The Netherlands – lowest abortion rate in the world
” A reduction of unwanted pregnancies has been accomplished through successful strategies for the prevention of teenage pregnancy (including sex education, open discussions on sexuality in mass media, educational campaigns and low barrier services) as well as through wide acceptance of sterilization. The Dutch experience with family planning shows the following characteristics: a strong wish to reduce reliance on abortion, ongoing sexual and contraceptive education related to the actual experiences of the target groups, and low barrier family planning services.”
https://www.ncbi.nlm.nih.gov/pubmed/7971545
Switzerland: unrestricted abortion and one of the lowest rates in the world
” A low abortion rate goes hand in hand with a low rate of unwanted pregnancy. So what puts Swiss women in a stronger position when it comes to control over their fertility? Sexual health experts point to three main factors: education, contraception and socioeconomic level.”

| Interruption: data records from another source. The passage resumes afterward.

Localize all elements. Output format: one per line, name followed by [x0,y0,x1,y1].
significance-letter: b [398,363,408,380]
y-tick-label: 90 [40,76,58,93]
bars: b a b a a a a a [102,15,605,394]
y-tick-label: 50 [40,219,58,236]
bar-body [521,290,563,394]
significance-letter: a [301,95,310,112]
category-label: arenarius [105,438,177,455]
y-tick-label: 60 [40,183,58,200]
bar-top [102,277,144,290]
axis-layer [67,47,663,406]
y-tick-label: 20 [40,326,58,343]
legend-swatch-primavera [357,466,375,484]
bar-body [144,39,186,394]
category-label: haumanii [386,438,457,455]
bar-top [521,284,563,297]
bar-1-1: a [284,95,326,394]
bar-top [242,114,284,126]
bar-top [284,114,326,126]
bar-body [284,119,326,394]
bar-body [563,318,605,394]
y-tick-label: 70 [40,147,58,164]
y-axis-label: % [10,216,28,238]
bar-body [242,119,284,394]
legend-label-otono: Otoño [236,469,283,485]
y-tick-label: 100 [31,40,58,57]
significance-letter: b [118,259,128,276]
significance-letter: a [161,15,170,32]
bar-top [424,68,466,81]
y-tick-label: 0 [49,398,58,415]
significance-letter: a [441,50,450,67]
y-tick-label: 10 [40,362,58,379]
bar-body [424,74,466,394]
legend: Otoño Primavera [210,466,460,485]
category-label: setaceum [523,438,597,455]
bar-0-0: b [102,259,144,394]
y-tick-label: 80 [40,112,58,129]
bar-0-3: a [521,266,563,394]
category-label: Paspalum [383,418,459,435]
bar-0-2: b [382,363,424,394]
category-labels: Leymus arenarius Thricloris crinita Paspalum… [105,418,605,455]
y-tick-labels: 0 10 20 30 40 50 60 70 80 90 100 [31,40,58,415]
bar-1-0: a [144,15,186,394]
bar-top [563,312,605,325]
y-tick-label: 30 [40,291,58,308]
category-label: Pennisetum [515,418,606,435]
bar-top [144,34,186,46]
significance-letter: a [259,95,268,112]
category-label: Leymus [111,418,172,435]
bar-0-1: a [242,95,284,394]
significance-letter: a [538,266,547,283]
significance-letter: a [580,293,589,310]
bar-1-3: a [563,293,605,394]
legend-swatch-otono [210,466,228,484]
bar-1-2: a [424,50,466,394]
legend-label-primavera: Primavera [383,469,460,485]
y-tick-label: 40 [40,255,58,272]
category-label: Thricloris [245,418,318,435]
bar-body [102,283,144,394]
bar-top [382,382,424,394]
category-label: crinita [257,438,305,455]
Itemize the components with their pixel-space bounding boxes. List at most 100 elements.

http://www.swissinfo.ch/eng/fertility-matters_the-secret-of-switzerland-s-low-abortion-rate/33585760
The last thing we need is to be more like Switzerland or the Netherlands when it comes to replacement birth rates. Those two countries are dying like most of Europe is. The Netherland’s replacement birth rate is 1.66, and Switzerland’s is even worse at 1.54. Europe is dying using the policies you encourage. It is a matter of decades before these countries are dominated by Muslim immigrants, whose birth rates are nearly double those of the rest of Europe. Demographics is destiny.
Great responses, Tom. Spot on!
In the developed world, are there STILL people that dont understand birth control and how children are made? With all the safety nets of our generous society, can women not see any other way to deal w/ this? I know excellent, educated people standing in line to adopt for YEARS. Selfishness is the word for this in country like ours.
Spot on the fall in birth rate in europe is frightening to me, having 3 daughters i am genuinely apprehensive about the direction the continent will take in the next 50 years or so.